Paris - Publié le jeudi 9 janvier 2020 à 10 h 28 - n° 172007 Les accusations d’espionnage et d’atteinte à l’ordre public contre de la chercheuse franco-iranienne Fariba Adelkhah sont levées au cours d’une audience visant à déterminer les chefs d’accusation portés à son encontre, indique à News Tank, le 08/01/2020, Sandrine Perrot, chargée de recherche à Sciences Po et membre de la première heure du Comité international de soutien à Fariba Adelkhah et Roland Marchal. Elle confirme en cela les informations données par l’avocat iranien de Fariba Adelkhah et de Roland Marchal, Saeed Dehghan, à l’AFP et à Reuters, publiées le 07/01.

Les deux chercheurs de Sciences Po restent toutefois détenus à Téhéran, en Iran :
• l’une étant accusée de propagande contre le système politique de la République islamique d’Iran et de complot contre la sécurité nationale ;
• l’autre de collusion en vue de nuire à la sécurité de l'État iranien.

Ces accusations de complot sont passibles de deux à cinq ans de prison en Iran, mais celles d’espionnage l'étaient de peine de mort.

L’audience de Fariba Adelkhah était préliminaire à son procès, précise Sandrine Perrot. Celle de Roland Marchal n’a pas encore eu lieu, selon ses informations.

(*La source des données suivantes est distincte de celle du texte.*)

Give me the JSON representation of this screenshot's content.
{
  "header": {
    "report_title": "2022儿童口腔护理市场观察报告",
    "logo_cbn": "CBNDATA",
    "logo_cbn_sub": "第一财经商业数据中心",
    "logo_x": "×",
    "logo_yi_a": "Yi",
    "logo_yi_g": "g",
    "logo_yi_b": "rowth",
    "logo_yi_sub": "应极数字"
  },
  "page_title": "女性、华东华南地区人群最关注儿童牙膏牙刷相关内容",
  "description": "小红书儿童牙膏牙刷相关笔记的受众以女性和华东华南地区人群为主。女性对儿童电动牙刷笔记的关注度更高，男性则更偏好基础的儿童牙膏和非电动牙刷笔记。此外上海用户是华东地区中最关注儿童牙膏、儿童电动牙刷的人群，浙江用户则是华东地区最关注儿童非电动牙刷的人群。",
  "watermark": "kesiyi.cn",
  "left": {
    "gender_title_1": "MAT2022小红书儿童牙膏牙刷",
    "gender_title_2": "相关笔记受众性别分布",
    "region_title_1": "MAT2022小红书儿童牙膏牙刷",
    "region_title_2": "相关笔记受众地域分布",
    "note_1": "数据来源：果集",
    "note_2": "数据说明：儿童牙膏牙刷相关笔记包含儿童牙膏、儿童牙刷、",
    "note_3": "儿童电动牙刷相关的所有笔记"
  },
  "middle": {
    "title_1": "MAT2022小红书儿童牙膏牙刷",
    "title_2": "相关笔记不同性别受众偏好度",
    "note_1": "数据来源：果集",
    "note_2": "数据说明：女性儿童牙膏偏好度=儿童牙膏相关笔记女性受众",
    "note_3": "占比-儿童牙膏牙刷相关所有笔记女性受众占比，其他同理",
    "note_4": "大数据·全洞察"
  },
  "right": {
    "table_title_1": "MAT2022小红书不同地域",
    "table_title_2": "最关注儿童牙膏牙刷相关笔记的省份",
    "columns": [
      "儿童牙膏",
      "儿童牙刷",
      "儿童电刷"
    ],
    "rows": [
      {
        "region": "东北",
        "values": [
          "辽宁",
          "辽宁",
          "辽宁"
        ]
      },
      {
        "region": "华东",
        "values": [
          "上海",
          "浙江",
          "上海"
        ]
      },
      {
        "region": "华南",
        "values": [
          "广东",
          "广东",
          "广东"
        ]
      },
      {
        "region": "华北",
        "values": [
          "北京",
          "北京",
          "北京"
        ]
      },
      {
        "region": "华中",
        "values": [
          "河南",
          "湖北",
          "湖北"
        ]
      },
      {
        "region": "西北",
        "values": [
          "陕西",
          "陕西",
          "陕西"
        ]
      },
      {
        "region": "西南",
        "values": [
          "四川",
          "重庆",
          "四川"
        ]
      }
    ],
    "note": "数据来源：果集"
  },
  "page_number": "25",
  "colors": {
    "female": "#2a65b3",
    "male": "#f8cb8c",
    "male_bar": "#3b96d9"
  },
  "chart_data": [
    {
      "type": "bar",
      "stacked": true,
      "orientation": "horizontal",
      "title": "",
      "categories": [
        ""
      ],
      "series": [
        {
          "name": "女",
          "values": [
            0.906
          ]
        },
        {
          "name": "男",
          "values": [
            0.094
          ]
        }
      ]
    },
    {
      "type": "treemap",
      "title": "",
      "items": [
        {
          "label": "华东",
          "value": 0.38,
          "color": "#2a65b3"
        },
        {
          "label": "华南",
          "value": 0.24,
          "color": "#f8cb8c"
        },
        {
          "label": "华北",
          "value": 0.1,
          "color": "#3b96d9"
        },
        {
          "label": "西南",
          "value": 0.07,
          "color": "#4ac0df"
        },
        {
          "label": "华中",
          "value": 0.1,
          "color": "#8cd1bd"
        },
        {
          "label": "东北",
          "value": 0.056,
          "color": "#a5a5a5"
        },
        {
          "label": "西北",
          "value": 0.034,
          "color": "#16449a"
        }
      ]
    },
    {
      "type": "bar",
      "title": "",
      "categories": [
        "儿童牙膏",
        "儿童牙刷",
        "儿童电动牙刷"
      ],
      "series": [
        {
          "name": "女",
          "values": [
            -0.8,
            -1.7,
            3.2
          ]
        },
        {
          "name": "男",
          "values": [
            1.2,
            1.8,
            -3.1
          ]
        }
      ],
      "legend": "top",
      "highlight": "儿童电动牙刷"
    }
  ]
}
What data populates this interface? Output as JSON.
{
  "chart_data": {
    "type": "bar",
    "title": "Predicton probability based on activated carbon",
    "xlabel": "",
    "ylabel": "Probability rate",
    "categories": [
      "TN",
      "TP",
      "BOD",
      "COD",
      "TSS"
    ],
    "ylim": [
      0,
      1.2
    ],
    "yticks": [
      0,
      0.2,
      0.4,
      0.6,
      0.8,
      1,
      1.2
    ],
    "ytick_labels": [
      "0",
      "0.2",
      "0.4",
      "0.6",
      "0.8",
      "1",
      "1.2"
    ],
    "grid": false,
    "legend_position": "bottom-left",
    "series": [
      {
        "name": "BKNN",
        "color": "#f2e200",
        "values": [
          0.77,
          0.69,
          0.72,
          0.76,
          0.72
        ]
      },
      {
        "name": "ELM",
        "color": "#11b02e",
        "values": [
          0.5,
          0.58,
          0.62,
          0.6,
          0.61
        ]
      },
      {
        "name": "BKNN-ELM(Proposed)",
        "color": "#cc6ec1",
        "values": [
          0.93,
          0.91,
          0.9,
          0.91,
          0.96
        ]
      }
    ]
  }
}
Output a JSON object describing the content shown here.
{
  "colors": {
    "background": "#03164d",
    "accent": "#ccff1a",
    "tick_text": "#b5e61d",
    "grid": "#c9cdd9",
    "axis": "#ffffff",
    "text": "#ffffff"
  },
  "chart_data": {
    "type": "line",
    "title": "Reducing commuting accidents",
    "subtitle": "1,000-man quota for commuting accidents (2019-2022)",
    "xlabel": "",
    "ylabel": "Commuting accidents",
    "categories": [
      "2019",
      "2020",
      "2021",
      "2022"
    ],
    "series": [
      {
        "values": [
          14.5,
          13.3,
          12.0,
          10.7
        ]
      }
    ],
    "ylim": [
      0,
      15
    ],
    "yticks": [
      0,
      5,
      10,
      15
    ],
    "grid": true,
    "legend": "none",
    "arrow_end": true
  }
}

Par ailleurs, Fariba Adelkhah poursuit la grève de la faim « au nom de la liberté académique » qu’elle a entamée le 24/12/2019 avec Kylie Moore-Gilbert, chercheuse australo-britannique de l’Université de Melbourne qui est également détenue en Iran, annonçaient-elles dans une lettre ouverte publiée par le Center for human rights in Iran le même jour.

Depuis, la Franco-iranienne « a été transférée de l’aile des Gardiens de la révolution à celle “ordinaire” des femmes », ajoute Sandrine Perrot. « Mais sa santé est encore dans une situation inquiétante. »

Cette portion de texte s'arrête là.